Abstract

Three hybrid digital-analog (HDA) systems, denoted by HDA-I, HDA* and HDA-II, for the coding of a memoryless discrete-time Gaussian source over a discrete-time additive memoryless Gaussian channel under bandwidth compression are studied. The systems employ simple linear coding in their analog component and superimpose their analog and digital signals before channel transmission. Information-theoretic upper bounds on the asymptotically optimal mean squared error distortion of the systems are obtained under both matched and mismatched channel conditions. Allocation schemes for distributing the channel input power between the analog and the digital signals are also examined. It is shown that systems HDA* and HDA-II can asymptotically achieve the optimal Shannon-limit performance under matched channel conditions. Low-complexity and low-delay versions of systems HDA-I and HDA-II are next designed and implemented without the use of error correcting codes.

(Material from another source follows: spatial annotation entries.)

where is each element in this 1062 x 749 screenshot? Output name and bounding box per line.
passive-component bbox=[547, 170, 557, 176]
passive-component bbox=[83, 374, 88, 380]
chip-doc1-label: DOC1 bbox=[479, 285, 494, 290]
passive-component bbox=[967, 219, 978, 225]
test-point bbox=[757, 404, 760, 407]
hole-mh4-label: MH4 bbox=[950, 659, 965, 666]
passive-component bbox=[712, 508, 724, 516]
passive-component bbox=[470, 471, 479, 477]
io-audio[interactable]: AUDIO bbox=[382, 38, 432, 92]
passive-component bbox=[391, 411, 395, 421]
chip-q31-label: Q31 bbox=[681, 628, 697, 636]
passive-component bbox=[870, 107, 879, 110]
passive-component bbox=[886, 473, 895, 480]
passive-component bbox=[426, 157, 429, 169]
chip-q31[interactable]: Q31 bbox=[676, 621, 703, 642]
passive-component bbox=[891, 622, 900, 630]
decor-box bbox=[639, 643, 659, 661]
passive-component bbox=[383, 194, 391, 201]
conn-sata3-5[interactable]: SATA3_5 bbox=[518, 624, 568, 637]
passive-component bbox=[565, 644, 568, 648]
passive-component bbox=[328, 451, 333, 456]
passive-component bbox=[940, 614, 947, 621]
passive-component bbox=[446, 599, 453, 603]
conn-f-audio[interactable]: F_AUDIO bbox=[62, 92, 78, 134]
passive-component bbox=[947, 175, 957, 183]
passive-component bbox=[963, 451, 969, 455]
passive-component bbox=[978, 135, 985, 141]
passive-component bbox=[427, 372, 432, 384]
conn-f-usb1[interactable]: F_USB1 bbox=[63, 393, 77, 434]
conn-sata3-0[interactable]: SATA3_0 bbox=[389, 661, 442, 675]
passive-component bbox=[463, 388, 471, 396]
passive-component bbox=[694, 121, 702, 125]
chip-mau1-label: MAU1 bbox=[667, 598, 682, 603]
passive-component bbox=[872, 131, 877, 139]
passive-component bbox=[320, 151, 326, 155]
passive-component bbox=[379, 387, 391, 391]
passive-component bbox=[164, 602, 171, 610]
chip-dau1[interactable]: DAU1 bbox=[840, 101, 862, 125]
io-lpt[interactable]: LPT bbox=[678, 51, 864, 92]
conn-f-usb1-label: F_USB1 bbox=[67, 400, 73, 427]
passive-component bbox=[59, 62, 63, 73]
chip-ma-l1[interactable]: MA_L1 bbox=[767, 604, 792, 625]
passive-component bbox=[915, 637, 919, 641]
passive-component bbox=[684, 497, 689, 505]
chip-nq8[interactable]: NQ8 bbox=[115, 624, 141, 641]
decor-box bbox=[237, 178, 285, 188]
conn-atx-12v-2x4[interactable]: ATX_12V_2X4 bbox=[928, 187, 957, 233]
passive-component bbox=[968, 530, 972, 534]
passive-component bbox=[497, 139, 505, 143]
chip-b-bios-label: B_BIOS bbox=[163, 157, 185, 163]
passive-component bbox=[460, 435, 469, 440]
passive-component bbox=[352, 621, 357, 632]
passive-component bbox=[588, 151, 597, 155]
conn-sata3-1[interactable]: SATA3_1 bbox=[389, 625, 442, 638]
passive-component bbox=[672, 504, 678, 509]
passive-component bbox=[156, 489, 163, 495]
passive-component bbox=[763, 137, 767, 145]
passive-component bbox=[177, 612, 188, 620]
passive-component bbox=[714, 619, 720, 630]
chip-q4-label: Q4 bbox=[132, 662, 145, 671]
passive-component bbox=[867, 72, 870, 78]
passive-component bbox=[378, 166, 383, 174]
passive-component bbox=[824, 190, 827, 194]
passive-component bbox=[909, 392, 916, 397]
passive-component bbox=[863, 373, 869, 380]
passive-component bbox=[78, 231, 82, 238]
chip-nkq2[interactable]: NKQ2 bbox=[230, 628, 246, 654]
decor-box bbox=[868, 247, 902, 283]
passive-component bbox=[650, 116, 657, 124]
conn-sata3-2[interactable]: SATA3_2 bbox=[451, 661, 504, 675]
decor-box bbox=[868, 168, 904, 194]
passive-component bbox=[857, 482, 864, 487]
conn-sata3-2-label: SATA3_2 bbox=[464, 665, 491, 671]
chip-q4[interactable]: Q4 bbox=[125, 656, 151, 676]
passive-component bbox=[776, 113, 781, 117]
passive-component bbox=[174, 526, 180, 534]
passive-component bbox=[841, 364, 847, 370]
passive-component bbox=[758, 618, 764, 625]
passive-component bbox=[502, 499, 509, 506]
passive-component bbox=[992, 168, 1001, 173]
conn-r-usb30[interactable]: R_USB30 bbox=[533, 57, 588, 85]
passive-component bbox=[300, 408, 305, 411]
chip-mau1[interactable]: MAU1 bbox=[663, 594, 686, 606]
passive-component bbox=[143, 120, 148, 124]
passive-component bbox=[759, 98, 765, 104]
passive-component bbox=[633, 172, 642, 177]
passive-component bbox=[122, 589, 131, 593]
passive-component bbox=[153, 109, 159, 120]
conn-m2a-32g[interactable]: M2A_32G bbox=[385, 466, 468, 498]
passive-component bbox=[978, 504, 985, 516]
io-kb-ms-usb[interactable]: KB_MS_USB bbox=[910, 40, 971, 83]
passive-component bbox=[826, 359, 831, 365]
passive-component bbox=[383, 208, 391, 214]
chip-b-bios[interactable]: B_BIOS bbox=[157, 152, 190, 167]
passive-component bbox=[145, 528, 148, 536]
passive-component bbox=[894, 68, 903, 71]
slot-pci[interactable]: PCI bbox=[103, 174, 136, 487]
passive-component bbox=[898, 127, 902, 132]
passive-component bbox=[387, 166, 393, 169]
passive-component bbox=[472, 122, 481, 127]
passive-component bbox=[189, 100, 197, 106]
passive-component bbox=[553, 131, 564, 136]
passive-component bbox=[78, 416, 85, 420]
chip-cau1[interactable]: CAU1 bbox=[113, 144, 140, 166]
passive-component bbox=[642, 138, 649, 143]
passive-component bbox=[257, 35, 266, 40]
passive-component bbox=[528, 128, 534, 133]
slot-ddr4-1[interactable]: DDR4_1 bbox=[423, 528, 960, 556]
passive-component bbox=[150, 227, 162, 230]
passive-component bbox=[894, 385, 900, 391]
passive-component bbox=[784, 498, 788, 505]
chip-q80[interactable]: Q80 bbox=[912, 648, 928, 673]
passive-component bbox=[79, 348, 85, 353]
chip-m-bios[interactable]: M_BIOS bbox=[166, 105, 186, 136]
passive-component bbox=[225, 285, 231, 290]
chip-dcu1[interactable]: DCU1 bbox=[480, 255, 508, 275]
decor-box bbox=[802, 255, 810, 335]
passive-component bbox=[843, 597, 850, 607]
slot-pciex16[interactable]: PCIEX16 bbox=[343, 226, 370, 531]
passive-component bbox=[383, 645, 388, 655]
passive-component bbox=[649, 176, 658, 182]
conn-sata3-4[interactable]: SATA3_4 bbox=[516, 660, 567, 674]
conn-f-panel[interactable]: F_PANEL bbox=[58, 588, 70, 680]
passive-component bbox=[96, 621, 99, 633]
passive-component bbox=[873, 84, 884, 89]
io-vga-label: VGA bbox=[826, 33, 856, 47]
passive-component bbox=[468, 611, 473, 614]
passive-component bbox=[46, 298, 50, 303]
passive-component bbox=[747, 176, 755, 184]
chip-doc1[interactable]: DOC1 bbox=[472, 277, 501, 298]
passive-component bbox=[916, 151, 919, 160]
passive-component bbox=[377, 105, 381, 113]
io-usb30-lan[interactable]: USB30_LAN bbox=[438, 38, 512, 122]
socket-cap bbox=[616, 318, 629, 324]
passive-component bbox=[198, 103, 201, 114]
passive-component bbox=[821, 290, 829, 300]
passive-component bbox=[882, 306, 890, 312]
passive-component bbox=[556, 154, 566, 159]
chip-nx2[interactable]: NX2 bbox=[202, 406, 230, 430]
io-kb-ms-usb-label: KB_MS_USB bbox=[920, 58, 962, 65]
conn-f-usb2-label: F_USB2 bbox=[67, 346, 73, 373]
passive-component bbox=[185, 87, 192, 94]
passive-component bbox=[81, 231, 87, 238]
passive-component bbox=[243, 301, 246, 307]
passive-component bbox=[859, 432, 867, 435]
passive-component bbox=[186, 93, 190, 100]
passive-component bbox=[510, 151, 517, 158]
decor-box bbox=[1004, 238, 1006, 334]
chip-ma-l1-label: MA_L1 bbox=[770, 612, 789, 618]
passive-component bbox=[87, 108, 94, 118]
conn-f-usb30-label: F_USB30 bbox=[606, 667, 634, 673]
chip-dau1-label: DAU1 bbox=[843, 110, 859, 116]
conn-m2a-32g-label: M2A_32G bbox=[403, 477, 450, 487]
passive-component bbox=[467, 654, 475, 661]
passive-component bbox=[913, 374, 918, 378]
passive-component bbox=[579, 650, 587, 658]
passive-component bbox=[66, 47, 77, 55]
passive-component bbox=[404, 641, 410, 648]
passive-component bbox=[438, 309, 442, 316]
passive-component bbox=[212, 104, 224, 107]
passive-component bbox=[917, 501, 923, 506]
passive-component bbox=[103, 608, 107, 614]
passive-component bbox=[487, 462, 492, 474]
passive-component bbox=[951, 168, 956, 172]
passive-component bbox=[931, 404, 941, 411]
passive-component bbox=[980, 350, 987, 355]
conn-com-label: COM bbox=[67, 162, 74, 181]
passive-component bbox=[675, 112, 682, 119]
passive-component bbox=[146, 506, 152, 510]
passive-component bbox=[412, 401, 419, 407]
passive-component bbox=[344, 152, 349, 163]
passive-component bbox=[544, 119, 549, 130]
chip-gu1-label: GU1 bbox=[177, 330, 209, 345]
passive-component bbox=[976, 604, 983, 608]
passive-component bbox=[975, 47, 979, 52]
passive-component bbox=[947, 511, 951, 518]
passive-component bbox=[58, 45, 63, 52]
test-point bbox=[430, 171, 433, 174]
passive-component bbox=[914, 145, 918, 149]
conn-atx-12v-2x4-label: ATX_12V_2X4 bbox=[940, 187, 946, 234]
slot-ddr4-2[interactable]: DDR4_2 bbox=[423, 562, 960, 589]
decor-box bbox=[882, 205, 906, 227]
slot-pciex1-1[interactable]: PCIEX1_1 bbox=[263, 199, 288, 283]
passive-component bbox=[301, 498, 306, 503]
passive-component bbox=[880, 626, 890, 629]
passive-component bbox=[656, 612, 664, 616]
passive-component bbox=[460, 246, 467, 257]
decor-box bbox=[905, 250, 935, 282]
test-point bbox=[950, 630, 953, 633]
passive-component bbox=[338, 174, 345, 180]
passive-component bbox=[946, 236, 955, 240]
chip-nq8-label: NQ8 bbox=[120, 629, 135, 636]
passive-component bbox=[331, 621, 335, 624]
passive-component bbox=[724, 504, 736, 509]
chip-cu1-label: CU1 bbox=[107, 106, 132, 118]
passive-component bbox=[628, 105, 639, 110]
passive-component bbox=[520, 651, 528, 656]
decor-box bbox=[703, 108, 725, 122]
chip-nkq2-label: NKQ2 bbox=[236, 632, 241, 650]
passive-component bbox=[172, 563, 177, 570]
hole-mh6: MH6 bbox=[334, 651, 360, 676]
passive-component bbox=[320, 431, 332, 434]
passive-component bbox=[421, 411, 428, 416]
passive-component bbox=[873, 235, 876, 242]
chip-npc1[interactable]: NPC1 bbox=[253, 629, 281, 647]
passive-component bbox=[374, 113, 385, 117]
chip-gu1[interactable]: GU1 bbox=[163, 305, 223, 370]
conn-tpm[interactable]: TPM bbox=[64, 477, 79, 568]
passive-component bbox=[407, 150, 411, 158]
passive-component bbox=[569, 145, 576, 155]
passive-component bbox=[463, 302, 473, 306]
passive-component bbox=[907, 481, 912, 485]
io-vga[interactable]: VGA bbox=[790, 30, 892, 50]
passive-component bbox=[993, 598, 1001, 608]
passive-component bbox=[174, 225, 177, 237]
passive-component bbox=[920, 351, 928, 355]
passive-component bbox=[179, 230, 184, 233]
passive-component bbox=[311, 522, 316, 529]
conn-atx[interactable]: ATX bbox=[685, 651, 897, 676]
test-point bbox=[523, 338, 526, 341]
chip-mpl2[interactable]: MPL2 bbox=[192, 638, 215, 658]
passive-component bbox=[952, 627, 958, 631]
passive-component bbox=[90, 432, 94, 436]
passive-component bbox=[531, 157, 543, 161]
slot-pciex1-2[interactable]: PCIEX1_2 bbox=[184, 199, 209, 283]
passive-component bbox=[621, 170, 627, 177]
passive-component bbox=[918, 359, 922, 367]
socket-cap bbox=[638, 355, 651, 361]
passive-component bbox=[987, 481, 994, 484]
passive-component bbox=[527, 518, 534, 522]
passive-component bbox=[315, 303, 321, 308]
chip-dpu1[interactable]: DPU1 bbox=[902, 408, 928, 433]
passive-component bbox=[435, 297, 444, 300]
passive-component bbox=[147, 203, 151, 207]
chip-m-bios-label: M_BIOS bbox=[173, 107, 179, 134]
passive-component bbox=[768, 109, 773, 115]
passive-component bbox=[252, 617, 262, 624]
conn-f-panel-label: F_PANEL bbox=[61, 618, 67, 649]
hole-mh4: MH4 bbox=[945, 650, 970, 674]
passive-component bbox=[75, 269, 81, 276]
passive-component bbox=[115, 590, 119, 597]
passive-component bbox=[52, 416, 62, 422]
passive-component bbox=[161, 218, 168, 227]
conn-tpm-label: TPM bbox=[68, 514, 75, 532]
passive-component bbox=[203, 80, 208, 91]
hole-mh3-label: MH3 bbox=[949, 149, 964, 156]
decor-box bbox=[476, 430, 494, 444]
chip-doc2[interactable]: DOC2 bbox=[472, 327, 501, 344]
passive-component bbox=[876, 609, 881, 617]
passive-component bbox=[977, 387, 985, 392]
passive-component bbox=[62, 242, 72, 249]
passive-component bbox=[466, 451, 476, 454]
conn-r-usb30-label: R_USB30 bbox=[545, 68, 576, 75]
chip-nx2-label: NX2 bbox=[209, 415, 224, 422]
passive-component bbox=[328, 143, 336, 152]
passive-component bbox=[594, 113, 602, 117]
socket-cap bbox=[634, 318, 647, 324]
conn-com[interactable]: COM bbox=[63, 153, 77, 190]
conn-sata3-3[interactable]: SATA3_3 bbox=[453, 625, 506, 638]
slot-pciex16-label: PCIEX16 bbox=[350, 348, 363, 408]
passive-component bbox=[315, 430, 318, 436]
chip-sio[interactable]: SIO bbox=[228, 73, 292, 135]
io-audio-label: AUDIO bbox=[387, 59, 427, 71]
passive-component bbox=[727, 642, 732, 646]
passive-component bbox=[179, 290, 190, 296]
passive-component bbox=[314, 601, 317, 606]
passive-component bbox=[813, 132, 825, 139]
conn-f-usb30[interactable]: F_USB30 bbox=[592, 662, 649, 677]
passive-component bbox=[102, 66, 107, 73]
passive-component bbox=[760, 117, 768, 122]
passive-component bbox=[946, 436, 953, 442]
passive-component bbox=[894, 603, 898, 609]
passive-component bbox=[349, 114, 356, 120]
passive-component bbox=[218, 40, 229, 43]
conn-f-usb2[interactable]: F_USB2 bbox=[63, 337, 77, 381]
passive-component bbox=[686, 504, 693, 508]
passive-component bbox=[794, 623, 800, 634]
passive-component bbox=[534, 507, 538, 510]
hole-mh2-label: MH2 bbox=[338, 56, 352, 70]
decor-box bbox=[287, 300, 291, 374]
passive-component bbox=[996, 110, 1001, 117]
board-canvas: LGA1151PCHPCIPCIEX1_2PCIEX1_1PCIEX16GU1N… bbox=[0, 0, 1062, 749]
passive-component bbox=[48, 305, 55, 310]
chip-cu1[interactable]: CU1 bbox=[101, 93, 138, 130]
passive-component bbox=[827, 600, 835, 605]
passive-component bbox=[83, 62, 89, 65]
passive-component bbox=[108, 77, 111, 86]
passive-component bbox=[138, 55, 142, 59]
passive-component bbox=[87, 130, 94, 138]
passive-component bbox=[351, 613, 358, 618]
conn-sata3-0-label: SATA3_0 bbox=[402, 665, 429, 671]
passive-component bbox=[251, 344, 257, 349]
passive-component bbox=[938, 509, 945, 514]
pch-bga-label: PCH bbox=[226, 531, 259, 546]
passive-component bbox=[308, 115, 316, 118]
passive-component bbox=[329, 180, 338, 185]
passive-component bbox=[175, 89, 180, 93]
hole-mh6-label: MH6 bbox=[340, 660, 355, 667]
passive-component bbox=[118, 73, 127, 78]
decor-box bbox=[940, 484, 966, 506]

The parameters of these HDA systems, which employ vector quantization in conjunction with binary phase-shift keying modulation in their digital part, are optimized via an iterative algorithm similar to the design algorithm for channel-optimized vector quantizers. Both systems have low complexity and low delay, and guarantee graceful performance improvements for high CSNRs. For memoryless Gaussian sources the designed HDA-II system is shown to be superior to the HDA-I designed system. When applied to a Gauss-Markov source under Karhunen-Loeve processing, the HDA-I system is shown to provide considerably better performance.